Cyclophosphamide (also called Cytoxan). This is used to treat active Wegener’s granulomatosis.
- This drug may be given to keep symptoms in remission for 1 to 2 years.
- This is an alternative to methotrexate.
- This medicine may be given in combination with prednisone to treat Wegener’s granulomatosis and bring about remission.
Antibiotics. Certain infections are more common among people with this condition. Antibiotics may be given to treat or prevent infection.
Wegener’s granulomatosis may come back even after successful treatment. Continue to follow up with your healthcare provider, even when you are in remission.
What are the complications of Wegener’s granulomatosis?
Ongoing Wegener’s granulomatosis can cause:
- Collapse of cartilage in the nose
- Infections of sinuses and ears
- Hearing loss
- Kidney damage
- Kidney failure
When should I call my healthcare provider?
Call your healthcare provider if you have the symptoms listed above. This is especially true if you have tried over-the-counter treatments that seem appropriate, such as allergy medicines, with no success.

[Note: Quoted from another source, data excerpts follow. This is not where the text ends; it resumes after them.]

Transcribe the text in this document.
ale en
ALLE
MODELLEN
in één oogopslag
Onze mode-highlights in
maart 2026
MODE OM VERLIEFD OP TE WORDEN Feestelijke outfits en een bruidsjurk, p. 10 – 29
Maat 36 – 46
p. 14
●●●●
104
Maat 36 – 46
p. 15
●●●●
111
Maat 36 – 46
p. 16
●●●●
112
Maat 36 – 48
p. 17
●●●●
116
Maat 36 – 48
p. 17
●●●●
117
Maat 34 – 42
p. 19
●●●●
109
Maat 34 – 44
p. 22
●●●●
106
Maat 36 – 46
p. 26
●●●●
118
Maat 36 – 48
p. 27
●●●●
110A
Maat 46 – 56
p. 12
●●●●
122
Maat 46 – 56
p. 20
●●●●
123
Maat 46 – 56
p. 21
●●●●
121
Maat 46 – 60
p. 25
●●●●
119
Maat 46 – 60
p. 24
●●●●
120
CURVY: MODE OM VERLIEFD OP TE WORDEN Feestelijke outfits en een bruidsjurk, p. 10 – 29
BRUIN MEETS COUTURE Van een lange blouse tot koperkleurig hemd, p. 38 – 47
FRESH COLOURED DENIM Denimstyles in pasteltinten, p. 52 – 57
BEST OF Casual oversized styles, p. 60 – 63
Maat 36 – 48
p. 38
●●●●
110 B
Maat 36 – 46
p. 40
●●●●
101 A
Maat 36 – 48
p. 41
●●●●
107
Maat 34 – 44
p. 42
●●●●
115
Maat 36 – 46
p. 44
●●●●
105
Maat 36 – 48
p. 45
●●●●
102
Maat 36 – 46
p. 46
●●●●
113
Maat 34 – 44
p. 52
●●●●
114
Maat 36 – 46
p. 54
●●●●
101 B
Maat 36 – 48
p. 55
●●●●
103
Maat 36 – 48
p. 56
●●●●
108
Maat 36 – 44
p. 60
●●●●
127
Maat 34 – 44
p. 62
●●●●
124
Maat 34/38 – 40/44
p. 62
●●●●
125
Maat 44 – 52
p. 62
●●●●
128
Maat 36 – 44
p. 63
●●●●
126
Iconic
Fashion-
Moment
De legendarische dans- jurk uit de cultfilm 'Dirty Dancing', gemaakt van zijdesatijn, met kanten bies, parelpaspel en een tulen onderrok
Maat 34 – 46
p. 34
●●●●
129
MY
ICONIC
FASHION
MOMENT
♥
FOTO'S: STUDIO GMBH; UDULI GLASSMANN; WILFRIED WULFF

Always call your healthcare provider if you have changes in vision. Or call if you have a cough that produces bloody mucus. These may be symptoms of Wegener’s granulomatosis or another serious health problem.
Wegener’s granulomatosis is a condition of the immune system that causes swelling and irritation in blood vessels and other tissues. It is uncommon.
- The cause of Wegener’s granulomatosis is unknown.
- Most people with Wegener’s granulomatosis first report vague symptoms.
- Biopsy is the only way to know for sure if it’s Wegener’s granulomatosis.
- Most people with Wegener’s granulomatosis will find relief by taking strong medicines.
- Wegener’s granulomatosis may come back even after successful treatment.
- Ongoing Wegener’s granulomatosis can have serious complications.
- Continue to follow up with your health care provider, even when you are in remission.
Tips to help you get the most from a visit to your healthcare provider:
- Know the reason for your visit and what you want to happen.
- Before your visit, write down questions you want answered.
- Bring someone with you to help you ask questions and remember what your provider tells you.
- At the visit, write down the name of a new diagnosis, and any new medicines, treatments, or tests. Also write down any new instructions your provider gives you.
- Know why a new medicine or treatment is prescribed, and how it will help you. Also know what the side effects are.
- Ask if your condition can be treated in other ways.
- Know why a test or procedure is recommended and what the results could mean.
- Know what to expect if you do not take the medicine or have the test or procedure.
- If you have a follow-up appointment, write down the date, time, and purpose for that visit.
- Know how you can contact your provider if you have questions.